En 1945, Joan joue le rôle d’une des femmes de George Gershwin (incarné par Robert Alda) dans un assez pompeux biopic (Rhapsody in blue), édulcoré et fade comme il se doit. Elle chante (ou fait semblant) Somebody loves me, curieusement accoutrée, avec un vilain bonnet en forme de cœur. La même année, on la retrouve dans un musical plus original « Drôle d’histoire » aux cotés de Fred MacMurray et June Haver.
Tourné en 1944, Cinderella Jones de Busby Berkeley ne sera distribué qu’en 1946 (pour des raisons commerciales, le studio voulant distribuer d’abord Rhapsody in blue, pensant à tort que ce film va faire la gloire de Robert Alda) : force est de constater que le génial créateur, très déprimé par la mort de sa maman, n’arrive pas à imprimer sa marque sur cette petite comédie loufoque. En outre le personnage de ravissante idiote aurait davantage convenu à une comédienne plus farfelue comme Betty Hutton.

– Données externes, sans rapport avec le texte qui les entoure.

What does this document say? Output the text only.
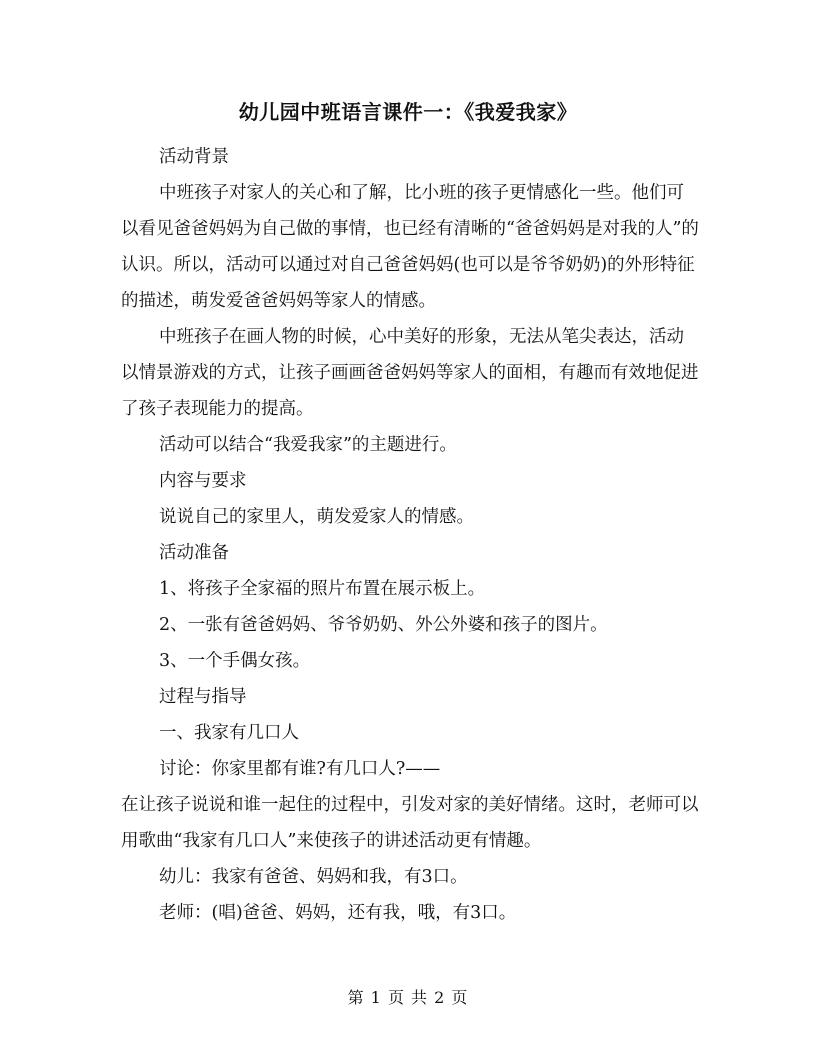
幼儿园中班语言课件一：《我爱我家》

活动背景

中班孩子对家人的关心和了解，比小班的孩子更情感化一些。他们可以看见爸爸妈妈为自己做的事情，也已经有清晰的“爸爸妈妈是对我的人”的认识。所以，活动可以通过对自己爸爸妈妈(也可以是爷爷奶奶)的外形特征的描述，萌发爱爸爸妈妈等家人的情感。

中班孩子在画人物的时候，心中美好的形象，无法从笔尖表达，活动以情景游戏的方式，让孩子画画爸爸妈妈等家人的面相，有趣而有效地促进了孩子表现能力的提高。

活动可以结合“我爱我家”的主题进行。

内容与要求

说说自己的家里人，萌发爱家人的情感。

活动准备

1、将孩子全家福的照片布置在展示板上。

2、一张有爸爸妈妈、爷爷奶奶、外公外婆和孩子的图片。

3、一个手偶女孩。

过程与指导

一、我家有几口人

讨论：你家里都有谁?有几口人?——

在让孩子说说和谁一起住的过程中，引发对家的美好情绪。这时，老师可以用歌曲“我家有几口人”来使孩子的讲述活动更有情趣。

幼儿：我家有爸爸、妈妈和我，有3口。

老师：(唱)爸爸、妈妈，还有我，哦，有3口。

第 1 页 共 2 页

Alors même que sa popularité est en perte de vitesse, Joan commet l’erreur de sa vie : elle entame une grève contre le studio pour exiger de meilleurs rôles. Autant cette périlleuse technique avait fini par porter ses fruits pour des comédiennes aussi talentueuses et téméraires que Bette Davis et Olivia de Havilland, autant Joan y perdra des plumes. Mise sur la liste noire, elle est virée de la Warner et n’arrive plus à dégoter des rôles que dans des westerns bas de gamme de la firme « Républic », tournées en trucolor, s’il vous plait ! En plus, le rôle principal féminin revient souvent à l’ex patineuse Vera Ralston, l’épouse du patron. On retrouvera quand même Joan dans un western musical où chante Vaughan Monroe (connu pour sa chanson les chevaliers du ciel) et une production RKO « Born to be bad » le fameux Howard Hughes qui dirigeait alors ce studio ayant très momentanément flashé sur elle.
Au fil des années 50, de série B en série télé, Joan Leslie finit par disparaître des écrans. Elle se consacre ensuite au prêt-à-porter et fonde sa ligne de vêtements. De temps à autres, on la verra faire un coucou sur le petit écran dans des séries comme Arabesque. Cela dit on est toujours ravi de la retrouver à l’affiche d’un vieux film en noir et blanc, en se disant que sa carrière aurait pu prendre une autre tournure.